Erdoğan Duygan

 
Edirne'de, 1934 tarihinde doğmuş. İlkokulu orada  okumuş. 1953 Edirne Sanat Enstitüsü mezunu... 1958 yılında İzmir'deki Ulaştırma Yedek Subay Okulunda altı ay kalmış. Kıta hizmetini Kocaeli'nde yapmış.

Alpullu'da şeker fabrikasına puantör olarak girmiş, daha sonra idare amiri olmuş.  Ankara Şeker Fabrikasında 1970-75 yılları arasında idare amirliği yapmış ve sonra tekrar Alpullu'ya eski görevine dönmüş. Şeker fabrikalarında bu şekilde eski yerine geri dönebilen kişi sayısının çok az olduğunu söylüyor.

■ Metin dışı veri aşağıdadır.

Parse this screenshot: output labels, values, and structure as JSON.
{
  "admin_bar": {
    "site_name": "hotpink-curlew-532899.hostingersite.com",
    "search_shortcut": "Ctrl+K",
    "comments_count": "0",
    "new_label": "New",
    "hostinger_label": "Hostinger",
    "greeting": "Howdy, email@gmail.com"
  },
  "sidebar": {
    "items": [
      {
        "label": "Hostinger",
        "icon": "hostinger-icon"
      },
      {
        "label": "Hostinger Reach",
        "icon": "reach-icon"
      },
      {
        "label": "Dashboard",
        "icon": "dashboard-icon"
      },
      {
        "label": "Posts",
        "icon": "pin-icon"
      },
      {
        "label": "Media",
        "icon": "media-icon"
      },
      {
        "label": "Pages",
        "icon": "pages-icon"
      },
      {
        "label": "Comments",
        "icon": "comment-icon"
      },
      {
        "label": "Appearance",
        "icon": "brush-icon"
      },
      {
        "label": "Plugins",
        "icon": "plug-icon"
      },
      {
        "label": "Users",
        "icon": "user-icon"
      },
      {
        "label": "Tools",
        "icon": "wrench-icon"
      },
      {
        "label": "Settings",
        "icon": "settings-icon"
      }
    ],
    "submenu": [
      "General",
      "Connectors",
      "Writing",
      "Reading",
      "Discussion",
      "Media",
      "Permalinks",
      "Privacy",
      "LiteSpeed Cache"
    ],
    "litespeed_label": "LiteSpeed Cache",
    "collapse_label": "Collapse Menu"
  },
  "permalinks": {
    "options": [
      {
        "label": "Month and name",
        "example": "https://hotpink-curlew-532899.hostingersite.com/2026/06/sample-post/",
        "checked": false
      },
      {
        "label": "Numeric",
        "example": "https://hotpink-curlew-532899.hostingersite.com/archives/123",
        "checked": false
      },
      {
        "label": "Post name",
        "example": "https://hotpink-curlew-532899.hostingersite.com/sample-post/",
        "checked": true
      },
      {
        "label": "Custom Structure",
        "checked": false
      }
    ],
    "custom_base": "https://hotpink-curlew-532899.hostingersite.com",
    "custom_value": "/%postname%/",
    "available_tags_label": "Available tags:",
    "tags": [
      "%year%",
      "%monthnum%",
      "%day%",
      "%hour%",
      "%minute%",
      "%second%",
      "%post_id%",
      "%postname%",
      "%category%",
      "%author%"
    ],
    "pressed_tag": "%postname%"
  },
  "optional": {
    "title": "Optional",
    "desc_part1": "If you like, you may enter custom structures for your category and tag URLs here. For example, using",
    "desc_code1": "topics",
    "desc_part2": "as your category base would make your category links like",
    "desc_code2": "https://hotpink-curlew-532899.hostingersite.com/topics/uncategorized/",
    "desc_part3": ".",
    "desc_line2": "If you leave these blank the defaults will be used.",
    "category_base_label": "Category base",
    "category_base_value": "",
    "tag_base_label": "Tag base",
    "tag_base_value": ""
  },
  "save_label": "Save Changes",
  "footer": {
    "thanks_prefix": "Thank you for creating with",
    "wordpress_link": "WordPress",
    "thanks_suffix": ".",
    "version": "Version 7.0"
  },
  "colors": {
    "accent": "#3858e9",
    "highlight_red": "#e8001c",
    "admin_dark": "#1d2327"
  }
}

Alpullu belediye başkanlığını 23,5 yıl sürdürerek neredeyse bir ömür boyu Alpullu'nun sorunlarıyla uğraşmış. 1999, 1994, 1984 seçimlerinde belediye başkanı olmuş. 1981 yılında atama ile belediye başkanı...  2002 yılına kadar Başkanlık görevinde bulunmuş... Arada 1989 seçimleri var. O dönemde Şükrü Simer başkan olmuş. 

Alpullu'ya 1952 Ekim ayında Edirne'den gelmiş. Şöyle anlatıyor: "Geldiğim zaman Sıra Dükkanlardaki inşaatlar camların yarısına kadar örülmüştü. Cami inşaatı devam ediyordu. İnşaata taş taşıdık diye övünürüz. Her öğlen, her akşam mutlaka cami bahçesine gider yardım ederdik. Taş yontan ustalar Karadenizliydi. Caminin temeli 1951'de atılmıştı. O yıllarda fabrikalara cami ve okul yapmak üzere yardımlaşma derneği kurulmuştu. İşe giren her insan bu derneğe üye olmak zorundaydı. Maaşlardan binde 2, binde 3, binde 5 oranında para kesilir derneğe verilirdi. Derneğin toplantısı olurdu. Bozok divan başkanıydı. Toplantıdaki üyelerden birisi durmadan el kaldırıyordu. Bozok onu 'Otur yerine. Senin ne istediğini biliyorum', diye payladı. Toplantıda şöyle bir karar aldık. Önce okul, sonra cami yapılacak."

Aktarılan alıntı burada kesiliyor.